Several biowarfare experts said the government's credibility is at stake as the Army decides how much to reveal about its anthrax program.

"The U.S. government should have been not only more forthcoming about this episode but perhaps more detailed in its annual declarations" to the United Nations about its defensive biological weapons program, said Alan Zelicoff, of the Sandia National Laboratory in New Mexico, who stressed that he does not believe that Dugway has been lax in its security or oversight.
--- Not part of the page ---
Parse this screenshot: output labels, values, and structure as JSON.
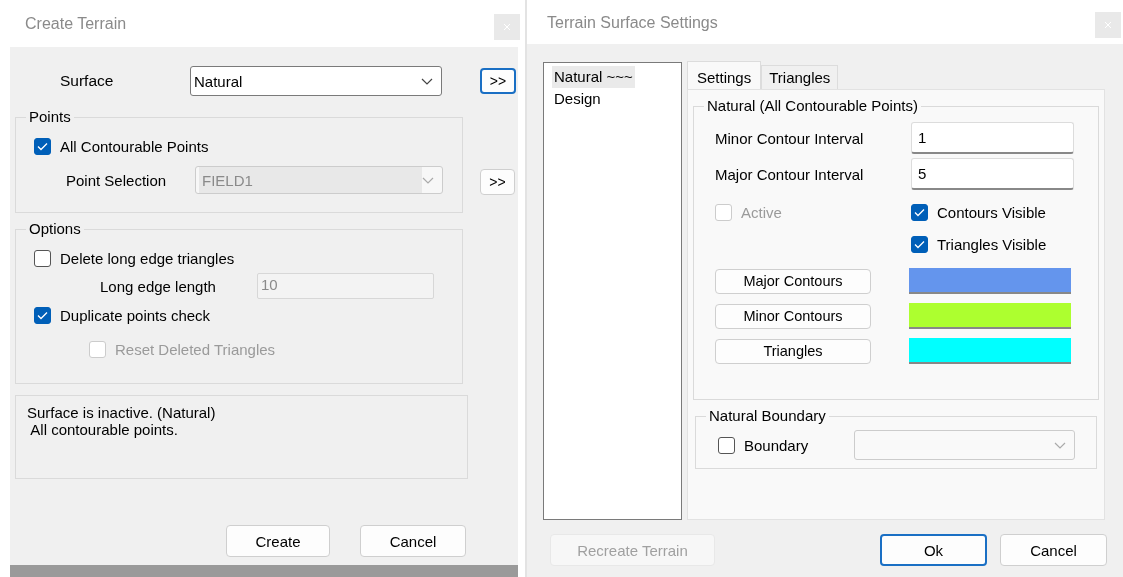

Elisa D. Harris, who until recently was the National Security Council official responsible for U.S. policy on biological weapons and is now a research fellow at the University of Maryland, echoed that sentiment. She was one of several experts who suggested that congressional hearings might be in order.

Yet Harris's secret hope is that the Army will prove to have been the source of the material used in this fall's postal attacks.

"If it turns out that this material did in fact originate in the U.S. program, it's actually a terrific outcome because it means the primary actors we need to be focusing on are national programs and nation-states," she said. "In terms of the bioterror threat, the worst outcome would be that there is a biological Unabomber out there who was able to get vaccinated and get the material and the equipment to process it and then mail it out. That would be a really scary scenario."

Staff writer Joby Warrick contributed to this report.